The current array of studies (incorporating LDH) identified for this systematic review did not demonstrate the benefit of a controlled release of fluoride on hard tissue (enamel or dentine), such as a reduction in demineralisation via the formation of fluorapatite, or the enhancement of remineralisation. Nevertheless, the studies included in this systematic review demonstrate that LDH is a promising, versatile material with a great potential to act as a slow-releasing vehicle for the prevention of dental caries and malodour, via fluoride release and absorption of VSC, respectively. However, further well-conducted studies are required to substantiate this statement.

Regarding the mechanical properties of dental resins incorporating LDH as a filler, there was evidence from two studies that there was an increase in the mechanical properties, which were analysed using DMA. However, the test specimens were only investigated prior to fluoride release and not after the study period of 160 days. Measuring this property after the study period may have had an adverse effect on the material’s properties [27,28]. It is acknowledged that LDH absorbs water, as well as other anions within the interlayer space, which may cause the dental material to swell. Several studies with LDH-hydrogel nanocomposites have indicated an effect on physical properties due to water absorption [40,41]. Analysing the mechanical properties of hydrated LDH-dental resin specimens is therefore essential for understanding the overall effect of water uptake and fluoride ion release. The LDH’s particle size and distribution could also drastically influence ion release and possibly have a detrimental effect on the mechanical properties.

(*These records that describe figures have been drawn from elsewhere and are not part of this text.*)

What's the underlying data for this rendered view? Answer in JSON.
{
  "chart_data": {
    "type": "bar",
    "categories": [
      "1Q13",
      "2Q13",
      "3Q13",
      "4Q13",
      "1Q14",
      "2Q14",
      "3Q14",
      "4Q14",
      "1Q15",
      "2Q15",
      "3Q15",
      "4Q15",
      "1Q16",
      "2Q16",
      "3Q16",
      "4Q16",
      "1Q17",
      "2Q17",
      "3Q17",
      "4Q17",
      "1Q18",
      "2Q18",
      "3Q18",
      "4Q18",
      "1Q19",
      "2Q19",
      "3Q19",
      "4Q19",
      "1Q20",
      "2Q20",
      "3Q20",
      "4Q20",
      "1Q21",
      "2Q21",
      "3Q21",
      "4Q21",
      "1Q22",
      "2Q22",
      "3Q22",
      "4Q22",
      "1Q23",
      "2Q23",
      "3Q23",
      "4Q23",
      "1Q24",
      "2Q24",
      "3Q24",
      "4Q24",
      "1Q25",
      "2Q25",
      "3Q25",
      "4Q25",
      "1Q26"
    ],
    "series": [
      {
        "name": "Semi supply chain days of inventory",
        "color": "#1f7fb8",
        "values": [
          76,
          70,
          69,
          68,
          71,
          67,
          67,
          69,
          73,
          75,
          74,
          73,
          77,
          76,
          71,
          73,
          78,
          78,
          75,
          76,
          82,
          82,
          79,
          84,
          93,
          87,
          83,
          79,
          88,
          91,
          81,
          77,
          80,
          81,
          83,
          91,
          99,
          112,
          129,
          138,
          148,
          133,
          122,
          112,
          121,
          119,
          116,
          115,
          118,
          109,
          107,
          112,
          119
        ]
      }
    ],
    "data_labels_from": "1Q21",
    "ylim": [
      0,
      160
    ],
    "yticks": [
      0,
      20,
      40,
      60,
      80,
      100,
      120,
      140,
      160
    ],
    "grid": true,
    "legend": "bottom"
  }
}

Since the four studies did not investigate the aforementioned LDH properties, these should be explored further.

A large range of research using LDH in the dental field appears promising for future studies, which could vastly improve fluoride release properties obtained from fluoride-glass-filled resins and GICs [7,8,27]. Clearly, further research investigating the incorporation of LDH in other dental materials, for example, dental varnishes and orthodontic cements, is required to show any potential cariostatic effects in the mouth.

5. Conclusions

In conclusion, this review only found four papers that met the criteria, where a range of techniques were used to investigate some properties of LDH for potential use in the dental field. These included LDH’s incorporation into a buccal muco-adhesive strip to release fluoride as a powder alone (without incorporating into a dental material) and two studies where it was incorporated in dental resins as a filler. The release of fluoride from LDH in five healthy volunteers was shown to be safe to use in vivo. Therefore, as a result of this systematic review, it is clear that further research on the use of LDH is necessary within the field of dentistry, which examines the controlled release of fluoride (and other beneficial ions) from LDH powders alone and after incorporating them in dental materials. In particular, the effect of released ions on inducing remineralisation and decreasing demineralisation of dental hard tissue is of significant importance.